Limitations & Future Work¶

The lower-bound approximation omits three-body and higher-order interactions, which may be inaccurate for very densely clustered populations.
The hyperparameter \(\gamma\) requires tuning and is sensitive to problem scale and behavior space structure.
Unlike archive-based methods, SQUAD lacks explicit solution storage, making direct querying of specific behaviors less convenient.
The method is not directly applicable to non-differentiable objective functions, such as RL problems requiring simulators.

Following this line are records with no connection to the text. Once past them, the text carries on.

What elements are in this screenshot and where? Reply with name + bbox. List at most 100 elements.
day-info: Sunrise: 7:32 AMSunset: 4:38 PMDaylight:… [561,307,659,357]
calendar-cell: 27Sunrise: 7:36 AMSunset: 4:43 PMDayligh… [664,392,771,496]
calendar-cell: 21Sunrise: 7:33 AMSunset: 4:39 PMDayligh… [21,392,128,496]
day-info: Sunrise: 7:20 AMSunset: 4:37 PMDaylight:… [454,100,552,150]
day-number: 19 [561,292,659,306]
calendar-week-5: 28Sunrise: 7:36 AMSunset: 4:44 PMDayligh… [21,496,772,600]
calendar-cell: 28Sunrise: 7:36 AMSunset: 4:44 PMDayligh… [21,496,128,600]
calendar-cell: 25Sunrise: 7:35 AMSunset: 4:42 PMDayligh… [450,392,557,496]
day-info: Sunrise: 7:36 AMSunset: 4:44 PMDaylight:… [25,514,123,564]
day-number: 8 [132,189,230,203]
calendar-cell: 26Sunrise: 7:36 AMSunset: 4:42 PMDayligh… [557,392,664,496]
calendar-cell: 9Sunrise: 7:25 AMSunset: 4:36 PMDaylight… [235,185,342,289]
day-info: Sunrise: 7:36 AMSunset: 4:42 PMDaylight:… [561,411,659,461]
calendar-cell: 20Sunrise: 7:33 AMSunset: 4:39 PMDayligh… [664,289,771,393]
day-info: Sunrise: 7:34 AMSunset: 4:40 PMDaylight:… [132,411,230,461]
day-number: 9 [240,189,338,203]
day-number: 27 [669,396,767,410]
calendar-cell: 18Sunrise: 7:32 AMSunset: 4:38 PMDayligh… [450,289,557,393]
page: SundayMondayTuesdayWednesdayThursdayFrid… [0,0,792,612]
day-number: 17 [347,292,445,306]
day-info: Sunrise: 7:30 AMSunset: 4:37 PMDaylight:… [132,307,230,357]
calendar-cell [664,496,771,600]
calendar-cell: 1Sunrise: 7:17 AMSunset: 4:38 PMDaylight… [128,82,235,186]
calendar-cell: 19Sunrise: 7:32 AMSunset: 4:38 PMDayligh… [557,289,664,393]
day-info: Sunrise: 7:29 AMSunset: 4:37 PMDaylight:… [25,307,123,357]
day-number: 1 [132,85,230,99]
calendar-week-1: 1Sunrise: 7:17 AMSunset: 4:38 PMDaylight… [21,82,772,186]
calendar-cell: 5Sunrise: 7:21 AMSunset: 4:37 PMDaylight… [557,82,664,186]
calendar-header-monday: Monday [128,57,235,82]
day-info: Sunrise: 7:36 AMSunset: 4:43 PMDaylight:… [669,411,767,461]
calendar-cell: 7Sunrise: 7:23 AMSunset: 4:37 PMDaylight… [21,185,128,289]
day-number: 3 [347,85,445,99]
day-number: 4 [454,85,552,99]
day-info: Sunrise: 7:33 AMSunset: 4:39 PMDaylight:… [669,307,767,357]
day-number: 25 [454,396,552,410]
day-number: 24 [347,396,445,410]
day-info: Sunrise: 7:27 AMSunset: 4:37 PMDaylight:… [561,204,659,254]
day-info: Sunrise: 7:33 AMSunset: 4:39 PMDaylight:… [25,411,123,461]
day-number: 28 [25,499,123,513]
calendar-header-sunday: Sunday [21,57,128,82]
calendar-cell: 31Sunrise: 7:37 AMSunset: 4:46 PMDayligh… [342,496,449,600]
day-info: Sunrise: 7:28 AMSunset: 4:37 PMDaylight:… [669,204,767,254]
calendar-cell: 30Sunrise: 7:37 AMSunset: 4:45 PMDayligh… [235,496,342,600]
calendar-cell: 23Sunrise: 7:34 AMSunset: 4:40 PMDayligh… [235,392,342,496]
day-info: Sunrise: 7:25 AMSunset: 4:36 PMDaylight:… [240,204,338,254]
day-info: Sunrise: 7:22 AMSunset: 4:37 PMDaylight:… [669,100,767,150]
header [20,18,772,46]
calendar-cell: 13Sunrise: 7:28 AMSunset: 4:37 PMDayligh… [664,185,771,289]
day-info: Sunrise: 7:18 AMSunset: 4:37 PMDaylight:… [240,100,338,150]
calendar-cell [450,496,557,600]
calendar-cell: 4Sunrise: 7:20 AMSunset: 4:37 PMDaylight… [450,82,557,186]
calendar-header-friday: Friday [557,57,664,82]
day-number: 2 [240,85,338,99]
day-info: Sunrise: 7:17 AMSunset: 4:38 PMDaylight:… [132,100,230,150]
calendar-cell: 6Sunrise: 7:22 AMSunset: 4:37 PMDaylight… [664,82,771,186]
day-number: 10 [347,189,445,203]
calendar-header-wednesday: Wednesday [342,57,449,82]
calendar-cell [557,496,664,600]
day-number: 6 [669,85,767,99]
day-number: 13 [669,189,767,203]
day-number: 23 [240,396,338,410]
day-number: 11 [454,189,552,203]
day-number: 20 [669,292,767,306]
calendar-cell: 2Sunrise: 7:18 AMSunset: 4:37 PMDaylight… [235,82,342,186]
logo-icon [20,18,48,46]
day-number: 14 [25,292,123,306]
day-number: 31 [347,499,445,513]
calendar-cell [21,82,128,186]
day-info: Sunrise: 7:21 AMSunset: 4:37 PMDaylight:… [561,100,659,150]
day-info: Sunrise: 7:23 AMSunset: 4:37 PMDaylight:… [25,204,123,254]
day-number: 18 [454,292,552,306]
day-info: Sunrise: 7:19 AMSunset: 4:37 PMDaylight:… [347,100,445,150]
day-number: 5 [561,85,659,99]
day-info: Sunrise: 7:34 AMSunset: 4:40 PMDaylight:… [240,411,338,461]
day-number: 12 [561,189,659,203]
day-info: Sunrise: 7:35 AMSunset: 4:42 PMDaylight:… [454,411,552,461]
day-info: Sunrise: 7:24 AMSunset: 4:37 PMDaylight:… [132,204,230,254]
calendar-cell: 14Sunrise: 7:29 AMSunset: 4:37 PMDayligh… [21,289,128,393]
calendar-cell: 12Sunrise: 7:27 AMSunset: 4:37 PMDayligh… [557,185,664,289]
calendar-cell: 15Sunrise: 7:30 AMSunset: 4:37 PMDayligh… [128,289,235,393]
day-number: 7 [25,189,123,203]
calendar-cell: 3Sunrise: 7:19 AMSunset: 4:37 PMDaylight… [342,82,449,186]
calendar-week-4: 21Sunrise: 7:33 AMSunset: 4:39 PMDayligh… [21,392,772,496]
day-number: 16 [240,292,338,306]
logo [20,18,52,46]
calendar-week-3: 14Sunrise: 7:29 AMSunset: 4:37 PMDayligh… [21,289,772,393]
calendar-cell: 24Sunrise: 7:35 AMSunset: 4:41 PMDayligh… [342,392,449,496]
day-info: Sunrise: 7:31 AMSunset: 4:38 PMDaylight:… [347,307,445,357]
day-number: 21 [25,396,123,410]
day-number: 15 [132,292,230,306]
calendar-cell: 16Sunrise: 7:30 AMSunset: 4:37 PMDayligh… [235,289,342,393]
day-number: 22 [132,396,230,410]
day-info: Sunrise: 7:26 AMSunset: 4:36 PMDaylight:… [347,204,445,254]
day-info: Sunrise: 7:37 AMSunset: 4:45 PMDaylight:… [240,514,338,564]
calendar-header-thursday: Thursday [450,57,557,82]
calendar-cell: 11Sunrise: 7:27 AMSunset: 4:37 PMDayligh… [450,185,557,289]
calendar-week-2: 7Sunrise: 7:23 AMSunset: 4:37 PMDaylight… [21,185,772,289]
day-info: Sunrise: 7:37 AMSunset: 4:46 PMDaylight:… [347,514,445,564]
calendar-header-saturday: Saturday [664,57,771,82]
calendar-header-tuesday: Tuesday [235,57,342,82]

QD Algorithms: MAP-Elites (Cully et al., 2015), CMA-MEGA (Fontaine & Nikolaidis, 2021/2023)
Differentiable QD: DQD (Fontaine & Nikolaidis, 2021), PGA-ME (Nilsson & Cully, 2021)
Novelty Search: Lehman & Stanley (2011), DNS (Bahlous-Boldi et al., 2025)
Diversity Metrics: Vendi Score (Friedman & Dieng, 2023)

Rating¶

Novelty: ⭐⭐⭐⭐⭐ — The Soft QD Score redefines the objective of QD optimization, representing a paradigm-level contribution.
Theoretical Depth: ⭐⭐⭐⭐ — Monotonicity, submodularity, limit equivalence, and lower-bound derivation.
Experimental Thoroughness: ⭐⭐⭐⭐ — Three benchmark domains, multi-dimensional scalability analysis, and ablation study.
Value: ⭐⭐⭐⭐ — A viable approach for high-dimensional QD, though limited to differentiable objectives.